Other folks are taking the same line. “This is unlikely to mark the end of policy support …We expect a further 150 basis point reduction in the RRR before the end of 2015, plus continued direct support for lending in the form of re-lending operations…,”  Mark Williams of Capital Economics told the Wall Street Journal’s China RealTime Report on Monday. “There is a tendency always to see China as teetering on the edge of economic collapse, but given the range of tools at policymakers’ disposal and their willingness to use them, conditions should soon stabilize. That would keep GDP growth on the official figures at around 7%. Despite it being a response to economic weakness, today’s move is also likely to give another boost to equity markets,” Williams said.

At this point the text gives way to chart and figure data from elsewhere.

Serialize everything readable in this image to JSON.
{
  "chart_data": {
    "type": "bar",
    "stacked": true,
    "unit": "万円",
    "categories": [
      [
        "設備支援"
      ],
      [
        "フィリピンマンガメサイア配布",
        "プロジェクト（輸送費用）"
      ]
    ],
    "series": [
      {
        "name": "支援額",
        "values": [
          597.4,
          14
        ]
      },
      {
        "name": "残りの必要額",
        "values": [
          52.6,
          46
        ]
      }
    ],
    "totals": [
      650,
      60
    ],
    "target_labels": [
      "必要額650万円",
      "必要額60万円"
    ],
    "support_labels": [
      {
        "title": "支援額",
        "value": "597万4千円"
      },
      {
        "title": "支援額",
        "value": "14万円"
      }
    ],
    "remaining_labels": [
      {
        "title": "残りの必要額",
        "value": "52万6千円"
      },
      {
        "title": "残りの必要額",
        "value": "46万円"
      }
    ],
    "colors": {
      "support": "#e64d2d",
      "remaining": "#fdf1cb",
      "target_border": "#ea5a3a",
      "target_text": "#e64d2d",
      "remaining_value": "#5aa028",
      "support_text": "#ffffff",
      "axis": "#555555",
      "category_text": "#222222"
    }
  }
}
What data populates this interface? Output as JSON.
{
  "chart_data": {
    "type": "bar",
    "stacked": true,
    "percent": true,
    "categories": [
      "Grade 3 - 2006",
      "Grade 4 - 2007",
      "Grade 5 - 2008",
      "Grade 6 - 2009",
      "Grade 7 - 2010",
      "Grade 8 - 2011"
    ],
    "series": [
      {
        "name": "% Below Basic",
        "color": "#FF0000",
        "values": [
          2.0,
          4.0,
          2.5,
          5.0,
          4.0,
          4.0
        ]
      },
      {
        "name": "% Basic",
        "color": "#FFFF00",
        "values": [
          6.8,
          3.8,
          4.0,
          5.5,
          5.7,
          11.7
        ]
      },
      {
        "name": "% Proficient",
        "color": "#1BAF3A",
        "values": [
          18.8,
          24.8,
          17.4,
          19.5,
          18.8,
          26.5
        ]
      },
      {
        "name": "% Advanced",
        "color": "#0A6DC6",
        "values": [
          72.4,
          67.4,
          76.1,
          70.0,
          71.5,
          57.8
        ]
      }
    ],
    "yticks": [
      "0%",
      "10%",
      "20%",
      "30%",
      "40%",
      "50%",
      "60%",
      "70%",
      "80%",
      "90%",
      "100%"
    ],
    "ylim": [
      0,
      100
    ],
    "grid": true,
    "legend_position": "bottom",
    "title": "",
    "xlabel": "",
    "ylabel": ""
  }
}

If there’s an issue, Asia Unhedged believes it’s with the basic lack of coordination in  government/PBOC monetary and exchange rate policy. The PBOC cuts rates but supports the strong yuan. It relies on capital account curbs to sustain currency strength. Beijing wants the yuan to be included in the IMF’s SDR mix and is most reluctant to permit significant depreciation. But China’s capital account looks a bit like Swiss cheese. Many of the holes were created through things like the Hong Kong-Shanghai Stock Connect. It’s time to give monetary policy the upper hand, remove capital account restrictions in orderly but rapid fashion and let the currency fend for itself.